While killer tsunamis comparable to those caused by Sunday’s giant earthquake off Indonesia are known to have struck the Aegean archipelago and surrounding coastal areas in the not-so-distant past, Greece still lacks an early warning system for tidal waves, scientists warned yesterday.
Only one experimental program of the sort is currently under way, monitoring the area between Crete and the Peloponnese, but it is not yet fully operational, according to project leader Gerassimos Papadopoulos, head of the Athens Geodynamics Institute.
“The system can be rendered fully operational provided additional, state-of-the-art equipment is acquired which will allow, among others, the immediate transferral of data to the Geodynamics Institute,” he told Kathimerini.
Currently, the system comprises two tide monitors and five seismographs. Eventually, it could be developed to provide a timely warning for islanders and residents of coastal settlements in cases of tsunamis.
A total of 83 large earthquakes that went on to cause tsunamis have been recorded in Greece. The worst danger spots are the western Gulf of Corinth, the Maliakos Gulf, the Cyclades, Crete, the Dodecanese, Chios and the coast of western Greece.
While the most destructive incidents date to ancient times — a 365 AD quake caused extensive damage in the eastern Mediterranean, killing 50,000 people in Alexandria alone — as recently as 1956 a 7.5 Richter quake in the Cyclades caused waves up to 25 meters high at Amorgos, 20 meters at Astypalaia and five meters at Crete.

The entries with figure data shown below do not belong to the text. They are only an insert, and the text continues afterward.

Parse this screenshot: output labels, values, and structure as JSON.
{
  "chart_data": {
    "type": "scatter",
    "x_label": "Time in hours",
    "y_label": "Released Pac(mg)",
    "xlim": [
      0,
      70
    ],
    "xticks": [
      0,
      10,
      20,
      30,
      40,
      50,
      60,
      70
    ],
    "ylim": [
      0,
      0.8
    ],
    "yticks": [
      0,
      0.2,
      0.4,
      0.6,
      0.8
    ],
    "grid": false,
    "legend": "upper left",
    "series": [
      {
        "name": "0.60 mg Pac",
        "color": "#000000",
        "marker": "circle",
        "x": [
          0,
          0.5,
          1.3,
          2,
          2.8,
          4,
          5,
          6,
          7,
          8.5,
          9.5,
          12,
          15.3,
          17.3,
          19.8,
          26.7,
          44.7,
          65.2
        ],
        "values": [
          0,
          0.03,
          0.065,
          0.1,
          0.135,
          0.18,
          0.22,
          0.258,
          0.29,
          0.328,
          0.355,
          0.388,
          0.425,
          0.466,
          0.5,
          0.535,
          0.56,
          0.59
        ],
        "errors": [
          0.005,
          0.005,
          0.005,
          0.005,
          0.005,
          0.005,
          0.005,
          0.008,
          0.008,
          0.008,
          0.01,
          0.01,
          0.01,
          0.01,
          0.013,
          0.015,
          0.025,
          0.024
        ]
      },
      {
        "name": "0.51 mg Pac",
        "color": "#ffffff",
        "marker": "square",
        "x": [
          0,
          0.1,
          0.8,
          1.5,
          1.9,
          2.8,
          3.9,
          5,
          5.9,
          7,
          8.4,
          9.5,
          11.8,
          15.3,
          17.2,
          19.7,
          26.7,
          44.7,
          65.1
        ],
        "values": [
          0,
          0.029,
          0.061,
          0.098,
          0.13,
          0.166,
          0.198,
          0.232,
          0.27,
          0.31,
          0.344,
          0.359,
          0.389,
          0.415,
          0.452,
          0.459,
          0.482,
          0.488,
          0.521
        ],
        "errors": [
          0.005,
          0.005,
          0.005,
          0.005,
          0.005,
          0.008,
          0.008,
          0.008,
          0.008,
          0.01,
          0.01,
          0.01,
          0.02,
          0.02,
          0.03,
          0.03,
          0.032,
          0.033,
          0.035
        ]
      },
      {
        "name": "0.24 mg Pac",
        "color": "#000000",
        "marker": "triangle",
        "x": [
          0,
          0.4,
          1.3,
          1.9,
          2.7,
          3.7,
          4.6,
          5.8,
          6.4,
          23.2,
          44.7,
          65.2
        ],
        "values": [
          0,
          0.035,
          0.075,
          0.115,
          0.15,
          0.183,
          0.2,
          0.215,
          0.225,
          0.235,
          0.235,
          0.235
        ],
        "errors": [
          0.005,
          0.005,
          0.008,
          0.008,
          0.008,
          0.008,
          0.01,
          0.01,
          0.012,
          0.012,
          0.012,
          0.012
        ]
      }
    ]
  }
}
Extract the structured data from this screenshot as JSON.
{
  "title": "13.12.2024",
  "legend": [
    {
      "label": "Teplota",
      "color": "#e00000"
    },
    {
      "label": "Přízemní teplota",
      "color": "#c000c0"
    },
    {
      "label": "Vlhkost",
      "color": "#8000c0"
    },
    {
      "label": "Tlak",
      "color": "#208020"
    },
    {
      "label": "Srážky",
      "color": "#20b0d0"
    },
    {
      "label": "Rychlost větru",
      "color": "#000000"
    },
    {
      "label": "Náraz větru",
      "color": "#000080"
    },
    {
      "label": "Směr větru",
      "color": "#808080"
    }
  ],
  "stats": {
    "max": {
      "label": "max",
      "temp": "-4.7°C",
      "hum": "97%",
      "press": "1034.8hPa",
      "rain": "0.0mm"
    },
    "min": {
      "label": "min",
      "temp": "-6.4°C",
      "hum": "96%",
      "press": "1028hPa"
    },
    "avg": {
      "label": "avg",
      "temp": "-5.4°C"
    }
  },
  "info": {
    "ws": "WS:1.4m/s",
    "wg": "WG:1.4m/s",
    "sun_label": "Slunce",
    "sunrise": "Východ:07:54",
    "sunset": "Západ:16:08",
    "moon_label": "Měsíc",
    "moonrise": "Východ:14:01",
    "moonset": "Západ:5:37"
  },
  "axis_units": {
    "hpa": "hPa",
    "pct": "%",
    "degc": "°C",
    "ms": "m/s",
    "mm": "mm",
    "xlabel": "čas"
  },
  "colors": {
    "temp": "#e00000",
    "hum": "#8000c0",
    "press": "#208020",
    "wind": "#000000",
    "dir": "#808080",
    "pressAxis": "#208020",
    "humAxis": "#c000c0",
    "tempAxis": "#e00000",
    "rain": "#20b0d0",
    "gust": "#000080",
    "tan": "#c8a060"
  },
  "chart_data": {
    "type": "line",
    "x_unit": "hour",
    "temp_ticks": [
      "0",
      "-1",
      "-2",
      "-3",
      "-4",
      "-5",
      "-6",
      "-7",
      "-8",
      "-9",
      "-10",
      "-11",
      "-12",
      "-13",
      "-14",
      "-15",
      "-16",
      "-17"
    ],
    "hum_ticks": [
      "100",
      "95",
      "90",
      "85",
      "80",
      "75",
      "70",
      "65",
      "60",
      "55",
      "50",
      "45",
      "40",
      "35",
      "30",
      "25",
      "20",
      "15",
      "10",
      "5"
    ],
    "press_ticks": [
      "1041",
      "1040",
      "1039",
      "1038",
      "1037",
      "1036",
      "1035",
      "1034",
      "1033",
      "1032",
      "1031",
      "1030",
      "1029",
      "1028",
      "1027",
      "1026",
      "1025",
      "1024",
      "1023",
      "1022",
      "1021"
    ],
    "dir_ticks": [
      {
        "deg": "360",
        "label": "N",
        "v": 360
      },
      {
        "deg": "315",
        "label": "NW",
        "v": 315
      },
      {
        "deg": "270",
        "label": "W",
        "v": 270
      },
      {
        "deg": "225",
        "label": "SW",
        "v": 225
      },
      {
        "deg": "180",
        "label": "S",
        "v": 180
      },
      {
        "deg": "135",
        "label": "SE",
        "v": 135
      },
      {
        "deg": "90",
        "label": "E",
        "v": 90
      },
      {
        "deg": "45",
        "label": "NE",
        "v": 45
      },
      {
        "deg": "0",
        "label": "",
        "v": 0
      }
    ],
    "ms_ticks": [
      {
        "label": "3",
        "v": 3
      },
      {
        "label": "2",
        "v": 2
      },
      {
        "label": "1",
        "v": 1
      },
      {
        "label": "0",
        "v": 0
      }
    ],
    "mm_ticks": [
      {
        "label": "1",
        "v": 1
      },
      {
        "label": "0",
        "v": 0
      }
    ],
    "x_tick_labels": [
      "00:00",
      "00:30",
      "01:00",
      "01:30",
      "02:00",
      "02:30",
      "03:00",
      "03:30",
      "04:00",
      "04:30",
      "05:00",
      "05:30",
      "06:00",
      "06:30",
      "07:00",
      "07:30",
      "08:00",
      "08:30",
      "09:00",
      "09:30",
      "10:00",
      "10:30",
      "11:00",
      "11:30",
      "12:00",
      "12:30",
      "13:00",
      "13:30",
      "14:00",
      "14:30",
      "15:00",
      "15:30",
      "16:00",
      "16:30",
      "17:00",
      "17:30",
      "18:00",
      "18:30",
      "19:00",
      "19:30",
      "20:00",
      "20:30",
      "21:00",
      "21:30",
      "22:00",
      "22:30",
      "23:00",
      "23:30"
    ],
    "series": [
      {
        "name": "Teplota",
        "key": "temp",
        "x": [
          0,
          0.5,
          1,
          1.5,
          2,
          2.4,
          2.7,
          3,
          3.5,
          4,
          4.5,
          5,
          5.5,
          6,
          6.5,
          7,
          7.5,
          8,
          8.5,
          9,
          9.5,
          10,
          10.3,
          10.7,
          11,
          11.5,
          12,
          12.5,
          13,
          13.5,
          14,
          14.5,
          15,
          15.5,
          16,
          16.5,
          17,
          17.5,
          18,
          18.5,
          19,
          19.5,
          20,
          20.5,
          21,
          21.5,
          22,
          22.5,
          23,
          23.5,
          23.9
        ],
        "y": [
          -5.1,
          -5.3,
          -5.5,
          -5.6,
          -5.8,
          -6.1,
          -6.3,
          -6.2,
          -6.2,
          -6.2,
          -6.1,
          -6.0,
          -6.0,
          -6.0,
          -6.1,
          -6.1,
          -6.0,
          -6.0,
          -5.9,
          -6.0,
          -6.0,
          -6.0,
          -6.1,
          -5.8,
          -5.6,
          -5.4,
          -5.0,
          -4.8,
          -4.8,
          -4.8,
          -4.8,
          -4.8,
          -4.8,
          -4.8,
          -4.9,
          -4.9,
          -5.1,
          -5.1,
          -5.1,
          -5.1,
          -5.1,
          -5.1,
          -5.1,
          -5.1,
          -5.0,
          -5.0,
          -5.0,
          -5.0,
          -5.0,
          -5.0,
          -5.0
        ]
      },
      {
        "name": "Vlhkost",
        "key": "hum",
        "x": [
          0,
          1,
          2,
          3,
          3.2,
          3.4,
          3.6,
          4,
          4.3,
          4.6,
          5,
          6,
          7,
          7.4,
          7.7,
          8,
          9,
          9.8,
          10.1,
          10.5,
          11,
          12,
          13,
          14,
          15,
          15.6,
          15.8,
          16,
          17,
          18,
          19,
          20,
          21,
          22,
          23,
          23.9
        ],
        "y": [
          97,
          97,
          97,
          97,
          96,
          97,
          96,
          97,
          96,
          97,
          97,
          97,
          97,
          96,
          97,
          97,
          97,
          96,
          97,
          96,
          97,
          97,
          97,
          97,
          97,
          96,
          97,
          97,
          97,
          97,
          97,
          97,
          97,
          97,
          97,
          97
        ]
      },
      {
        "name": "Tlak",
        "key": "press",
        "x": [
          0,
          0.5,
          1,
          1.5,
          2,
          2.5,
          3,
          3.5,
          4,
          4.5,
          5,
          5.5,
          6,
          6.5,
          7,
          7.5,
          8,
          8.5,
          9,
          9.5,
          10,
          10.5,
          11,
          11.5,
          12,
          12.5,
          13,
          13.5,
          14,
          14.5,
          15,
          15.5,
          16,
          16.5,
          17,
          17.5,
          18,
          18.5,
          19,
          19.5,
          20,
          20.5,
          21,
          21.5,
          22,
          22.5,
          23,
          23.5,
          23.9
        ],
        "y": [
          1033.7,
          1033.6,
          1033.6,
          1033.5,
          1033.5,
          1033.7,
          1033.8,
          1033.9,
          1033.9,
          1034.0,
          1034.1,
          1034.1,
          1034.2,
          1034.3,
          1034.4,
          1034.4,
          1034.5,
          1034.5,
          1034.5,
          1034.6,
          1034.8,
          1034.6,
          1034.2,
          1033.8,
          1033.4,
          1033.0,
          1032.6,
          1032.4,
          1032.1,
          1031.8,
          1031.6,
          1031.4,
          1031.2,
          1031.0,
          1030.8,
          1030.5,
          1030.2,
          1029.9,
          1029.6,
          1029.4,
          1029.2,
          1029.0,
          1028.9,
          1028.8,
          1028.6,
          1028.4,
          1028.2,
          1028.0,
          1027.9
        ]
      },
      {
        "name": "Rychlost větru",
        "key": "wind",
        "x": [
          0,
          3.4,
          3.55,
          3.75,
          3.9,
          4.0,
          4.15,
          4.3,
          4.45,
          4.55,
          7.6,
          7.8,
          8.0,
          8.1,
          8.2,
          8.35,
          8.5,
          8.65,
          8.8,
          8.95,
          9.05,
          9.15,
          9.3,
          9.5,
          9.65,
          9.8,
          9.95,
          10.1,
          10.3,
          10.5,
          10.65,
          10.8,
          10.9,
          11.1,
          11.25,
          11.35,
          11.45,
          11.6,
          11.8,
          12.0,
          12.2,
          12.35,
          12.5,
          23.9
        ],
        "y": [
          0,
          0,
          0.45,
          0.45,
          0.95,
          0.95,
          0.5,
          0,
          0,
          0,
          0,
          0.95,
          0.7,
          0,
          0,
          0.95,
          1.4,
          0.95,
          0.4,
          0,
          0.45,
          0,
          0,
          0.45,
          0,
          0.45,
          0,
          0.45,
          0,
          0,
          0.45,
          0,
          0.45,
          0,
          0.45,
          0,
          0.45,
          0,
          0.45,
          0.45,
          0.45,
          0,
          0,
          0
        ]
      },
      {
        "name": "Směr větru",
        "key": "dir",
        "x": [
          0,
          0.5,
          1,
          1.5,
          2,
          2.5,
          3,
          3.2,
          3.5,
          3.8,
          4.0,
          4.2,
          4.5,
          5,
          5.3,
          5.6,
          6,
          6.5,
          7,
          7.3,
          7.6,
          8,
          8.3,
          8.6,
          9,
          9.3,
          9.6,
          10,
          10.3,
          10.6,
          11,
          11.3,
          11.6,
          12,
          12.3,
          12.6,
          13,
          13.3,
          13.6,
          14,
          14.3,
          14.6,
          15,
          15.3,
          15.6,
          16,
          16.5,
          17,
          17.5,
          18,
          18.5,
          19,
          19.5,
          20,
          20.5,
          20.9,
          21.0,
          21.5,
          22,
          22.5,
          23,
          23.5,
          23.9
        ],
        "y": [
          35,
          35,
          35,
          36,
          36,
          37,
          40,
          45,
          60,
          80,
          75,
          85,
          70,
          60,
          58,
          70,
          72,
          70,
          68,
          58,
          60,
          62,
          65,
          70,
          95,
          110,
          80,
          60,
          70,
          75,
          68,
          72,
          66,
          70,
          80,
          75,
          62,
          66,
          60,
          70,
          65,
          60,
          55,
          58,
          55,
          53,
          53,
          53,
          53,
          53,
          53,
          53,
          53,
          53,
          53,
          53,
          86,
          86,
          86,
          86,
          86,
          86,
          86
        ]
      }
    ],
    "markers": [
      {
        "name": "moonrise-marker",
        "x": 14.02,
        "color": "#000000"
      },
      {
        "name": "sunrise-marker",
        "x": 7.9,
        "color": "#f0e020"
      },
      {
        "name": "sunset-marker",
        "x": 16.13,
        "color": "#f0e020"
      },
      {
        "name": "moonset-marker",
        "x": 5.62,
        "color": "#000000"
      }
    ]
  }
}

“There should be an early-warning system for tsunamis, in which all earthquake experts and related bodies will participate,” Athens University professor of geology Efthymios Lekkas said. “Attention should also be given to establishing operational readiness plans.”
Greek seismologists were divided yesterday on whether Sunday’s earthquake could trigger quakes in other parts of the world, including Greece. “The possibility of Greece and the Mediterranean being affected is small, but not non-existent,” Lekkas said.